Alexander Alvaro, vice president of the European Parliament and also a member of the ALDE continued:
"I very much welcome the court decision. The stabilisation of the Euro is unthinkable without Germany, now we can, in close cooperation with our partners, work on the solution of the problems - this is a good signal for Europe."
French MEP from ALDE Sylvie Goulard added: "I am satisfied with the court decision. It is very important for the eurozone member states to be able to continue their work. In the future the accountability of the ESM that is not yet an EU institution should be increased through democratic accountability and scrutiny of the Court of Auditors."
"We will also have to rethink how the admirably high level of constitutional and parliamentary control in Germany may be transferred to the European level, and thus avoid a system in which we could face contradictory views of constitutional courts within the EU on fundamental issues," she said.
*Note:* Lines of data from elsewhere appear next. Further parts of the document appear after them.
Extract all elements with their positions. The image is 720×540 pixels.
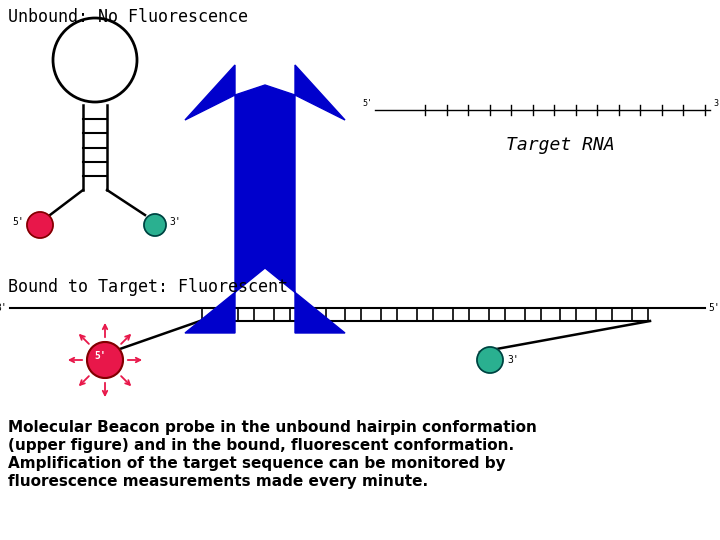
- Bar: [310, 308, 325, 321]
- Text: Bound to Target: Fluorescent: Bound to Target: Fluorescent: [8, 278, 288, 296]
- Circle shape: [477, 347, 503, 373]
- Bar: [202, 308, 218, 321]
- Bar: [238, 308, 254, 321]
- Bar: [524, 308, 541, 321]
- Bar: [346, 308, 361, 321]
- Bar: [489, 308, 505, 321]
- Text: fluorescence measurements made every minute.: fluorescence measurements made every min…: [8, 474, 428, 489]
- Text: 3': 3': [507, 355, 518, 365]
- Circle shape: [87, 342, 123, 378]
- Bar: [453, 308, 469, 321]
- Text: Molecular Beacon probe in the unbound hairpin conformation: Molecular Beacon probe in the unbound ha…: [8, 420, 537, 435]
- Text: 3': 3': [169, 217, 181, 227]
- Text: (upper figure) and in the bound, fluorescent conformation.: (upper figure) and in the bound, fluores…: [8, 438, 514, 453]
- Bar: [381, 308, 397, 321]
- Circle shape: [144, 214, 166, 236]
- Circle shape: [27, 212, 53, 238]
- Text: 5': 5': [12, 217, 24, 227]
- Polygon shape: [185, 65, 345, 333]
- Text: 5': 5': [708, 303, 720, 313]
- Text: 3': 3': [0, 303, 7, 313]
- Bar: [632, 308, 648, 321]
- Text: Unbound: No Fluorescence: Unbound: No Fluorescence: [8, 8, 248, 26]
- Text: 5': 5': [94, 351, 106, 361]
- Bar: [596, 308, 612, 321]
- Text: 5': 5': [362, 99, 372, 108]
- Bar: [560, 308, 576, 321]
- Text: Target RNA: Target RNA: [505, 136, 614, 154]
- Bar: [417, 308, 433, 321]
- Text: 3': 3': [713, 99, 720, 108]
- Text: Amplification of the target sequence can be monitored by: Amplification of the target sequence can…: [8, 456, 505, 471]
- Bar: [274, 308, 289, 321]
The Chairman of the European People's Party (EPP), Joseph Daul, has also welcomed today's decision of the German Constitutional Court. Daul said:
"Today's decision is crucial for the future of Europe. The European Stability Mechanism is our firewall against the crisis." "It is good that the democratic accountability of the European Stability Mechanism is being taken care of. Parliaments must be involved. The same goes for the European level. The European Parliament must be involved in the governance of the Euro. This is also why we need a real political Europe. A Europe where the European Parliament is the only direct representative of the citizens of Europe," Daul added.
Holger Schmeiding, chief economist at Germany's Berenberg Bank, said in a note to clients that the ruling was "another big step towards defusing the euro crisis", adding that a "gradual return of confidence could enable the German economy to rebound by the end of the year from its current stagnation and the eurozone to star expanding gradually in early 2013."
But eurosceptic think-tank Open Europe said in a statement the ruling could make "topping up the ESM more difficult" and that the current lending cap of the ESM "could prove a real obstacle for large-scale eurozone bailouts down the line." The statement also said that the fact that the treaty on the ESM may have to be rewritten, to accommodate the German government, could mean delays to the ESM coming into force.